Speck was on the loose for the next few days, drinking and crashing in cheap hotels in Chicago. The police were always close on his tail and at one point he was interviewed by a couple of them in his room because he had a gun. They did not realise who he was, however. Eventually, he was staying in a hotel in Skid Row, the Starr. He had drunk a pint of cheap wine and, feeling suicidal, he smashed the bottle and dragged its jagged ends across his wrist and inner elbow, severing an artery. He then lay, bleeding on the bed in his tiny cubicle in the hotel, surrounded by newspapers carrying his picture. He called out for water and help, but was ignored.
Eventually, one of the down-and-outs Speck had been drinking with in the last few days recognised Speck’s picture and, having returned to the hotel, discovered him lying on the bed. He called the police anonymously to tell them where he was, but no patrol car was dispatched.

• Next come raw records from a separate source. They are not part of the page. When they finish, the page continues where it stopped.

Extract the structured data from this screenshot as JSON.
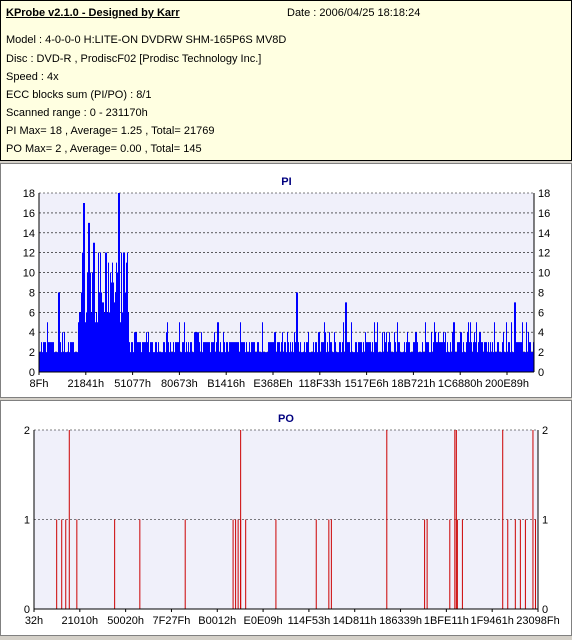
{
  "header": {
    "title": "KProbe v2.1.0 - Designed by Karr",
    "date": "Date : 2006/04/25 18:18:24",
    "lines": [
      "Model : 4-0-0-0 H:LITE-ON DVDRW SHM-165P6S MV8D",
      "Disc : DVD-R , ProdiscF02 [Prodisc Technology Inc.]",
      "Speed : 4x",
      "ECC blocks sum (PI/PO) : 8/1",
      "Scanned range : 0 - 231170h",
      "PI Max= 18 , Average= 1.25 , Total= 21769",
      "PO Max= 2 , Average= 0.00 , Total= 145"
    ]
  },
  "colors": {
    "pi": "#0000ff",
    "po": "#cc0000",
    "plot_bg": "#f0f0fa",
    "title": "#00007f"
  },
  "chart_data": [
    {
      "type": "bar",
      "title": "PI",
      "ylim": [
        0,
        18
      ],
      "yticks": [
        0,
        2,
        4,
        6,
        8,
        10,
        12,
        14,
        16,
        18
      ],
      "xlim": [
        0,
        1
      ],
      "xtick_labels": [
        "8Fh",
        "21841h",
        "51077h",
        "80673h",
        "B1416h",
        "E368Eh",
        "118F33h",
        "1517E6h",
        "18B721h",
        "1C6880h",
        "200E89h"
      ],
      "grid": true,
      "series": [
        {
          "values": []
        }
      ],
      "peaks": [
        {
          "x": 0.09,
          "y": 17
        },
        {
          "x": 0.16,
          "y": 18
        },
        {
          "x": 0.1,
          "y": 15
        },
        {
          "x": 0.11,
          "y": 13
        },
        {
          "x": 0.17,
          "y": 12
        },
        {
          "x": 0.52,
          "y": 8
        },
        {
          "x": 0.96,
          "y": 7
        },
        {
          "x": 0.62,
          "y": 7
        },
        {
          "x": 0.04,
          "y": 8
        }
      ]
    },
    {
      "type": "bar",
      "title": "PO",
      "ylim": [
        0,
        2
      ],
      "yticks": [
        0,
        1,
        2
      ],
      "xtick_labels": [
        "32h",
        "21010h",
        "50020h",
        "7F27Fh",
        "B0012h",
        "E0E09h",
        "114F53h",
        "14D811h",
        "186339h",
        "1BFE11h",
        "1F9461h",
        "23098Fh"
      ],
      "grid": true,
      "series": [
        {
          "x": [
            0.045,
            0.055,
            0.063,
            0.07,
            0.085,
            0.16,
            0.21,
            0.3,
            0.395,
            0.4,
            0.405,
            0.41,
            0.41,
            0.42,
            0.48,
            0.56,
            0.585,
            0.59,
            0.7,
            0.775,
            0.78,
            0.825,
            0.835,
            0.838,
            0.84,
            0.85,
            0.93,
            0.94,
            0.955,
            0.965,
            0.975,
            0.99,
            0.995
          ],
          "values": [
            1,
            1,
            1,
            2,
            1,
            1,
            1,
            1,
            1,
            1,
            1,
            2,
            1,
            1,
            1,
            1,
            1,
            1,
            2,
            1,
            1,
            1,
            2,
            2,
            1,
            1,
            2,
            1,
            1,
            1,
            1,
            2,
            1
          ]
        }
      ]
    }
  ]
}
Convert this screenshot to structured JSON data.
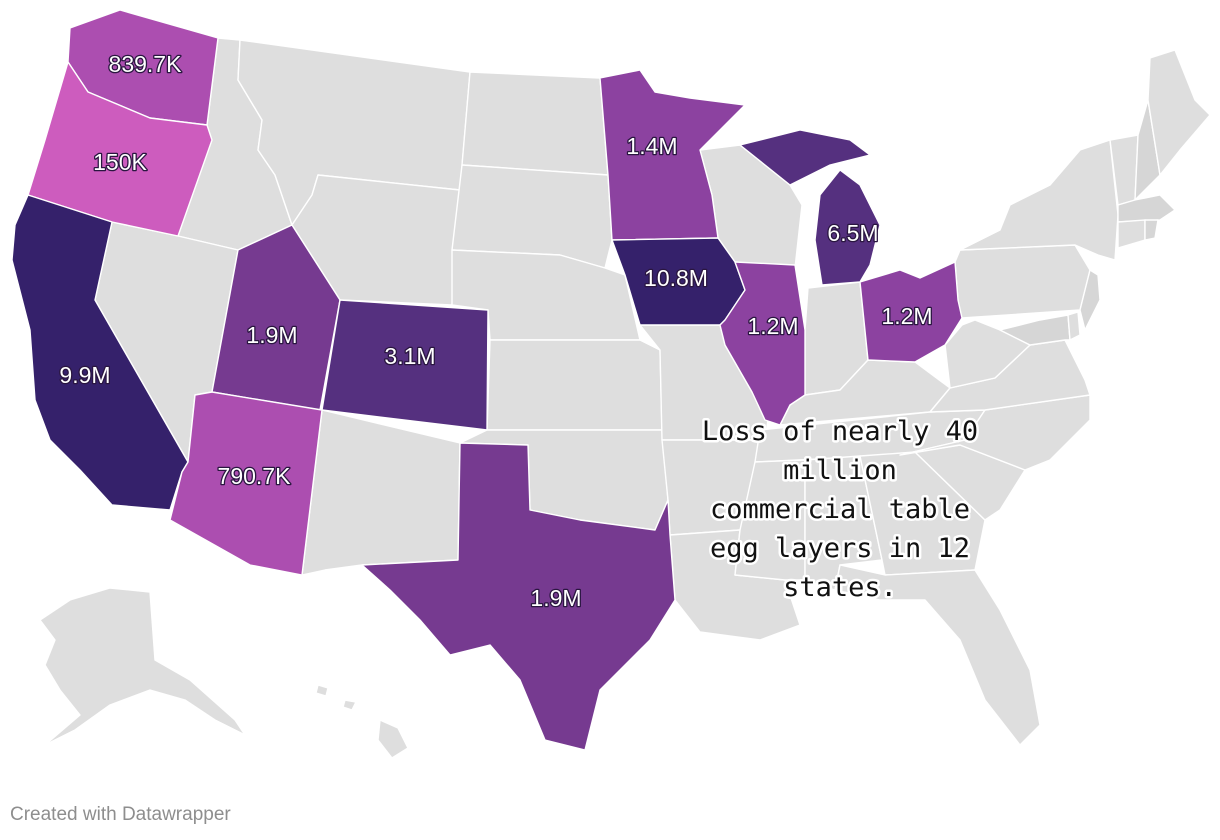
{
  "map": {
    "annotation_lines": [
      "Loss of nearly 40",
      "million",
      "commercial table",
      "egg layers in 12",
      "states."
    ],
    "credit": "Created with Datawrapper",
    "colors": {
      "no_data": "#dedede",
      "darkest": "#35216b",
      "dark": "#55307f",
      "medium": "#763a90",
      "medium_light": "#8c42a0",
      "light": "#ac4eb0",
      "lightest": "#cd5cbe"
    },
    "states": [
      {
        "name": "Washington",
        "label": "839.7K",
        "color": "#ac4eb0"
      },
      {
        "name": "Oregon",
        "label": "150K",
        "color": "#cd5cbe"
      },
      {
        "name": "California",
        "label": "9.9M",
        "color": "#35216b"
      },
      {
        "name": "Utah",
        "label": "1.9M",
        "color": "#763a90"
      },
      {
        "name": "Colorado",
        "label": "3.1M",
        "color": "#55307f"
      },
      {
        "name": "Arizona",
        "label": "790.7K",
        "color": "#ac4eb0"
      },
      {
        "name": "Texas",
        "label": "1.9M",
        "color": "#763a90"
      },
      {
        "name": "Minnesota",
        "label": "1.4M",
        "color": "#8c42a0"
      },
      {
        "name": "Iowa",
        "label": "10.8M",
        "color": "#35216b"
      },
      {
        "name": "Illinois",
        "label": "1.2M",
        "color": "#8c42a0"
      },
      {
        "name": "Michigan",
        "label": "6.5M",
        "color": "#55307f"
      },
      {
        "name": "Ohio",
        "label": "1.2M",
        "color": "#8c42a0"
      }
    ]
  }
}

Instead, Speck was taken to Cook County Hospital, the very same hospital in which the nurses’ bodies lay. Leroy Smith, a first year resident examined Speck and thought there was something familiar about him. He washed the blood off his arm and there it was – the tattoo saying ‘Born to Raise Hell’. He found a newspaper and confirmed that it was Speck from the photo. When Speck asked for water, Smith held him tight by the neck and asked him: ‘Did you give water to the nurses?’
The trial began on 3 April 1967, in the Peoria County Courthouse, in Peoria, Illinois, three hours south of Chicago. Cora Amurao testified at the trial and a dramatic and defining moment came when she was asked if she could identify the killer of her fellow students. She rose from her seat in the witness box, walked across the courtroom to stand in front of Speck. She pointed at him, almost touching him, and said: ‘This is the man’.
On 15 April 1967, after forty-nine minutes of deliberation, the jury found Richard Benjamin Speck guilty of all eight murders. The court was cleared and Judge Paschen sentenced Speck to death in the electric chair. He avoided it, however, when the Supreme Court declared capital punishment unconstitutional. Instead, Speck was sentenced to fifty to 100 years in prison for each count of murder – a total of 400 to 1,200 years.
In Stateville Prison, in Joliet, he was known as ‘birdman’ after the
Birdman of Alcatraz
due to the fact that he kept a pair of sparrows that had flown into his cell. He was often caught with drugs or distilled moonshine, however, and was far from a model prisoner. Punishment for such breaches never phased him. ‘How am I going to get in trouble? I’m here for 1,200 years!’ His time in prison, however, was cut short when he died from a massive heart attack on 5 December 1991.
No one claimed his body. He was cremated and his ashes were dispersed in an unknown location.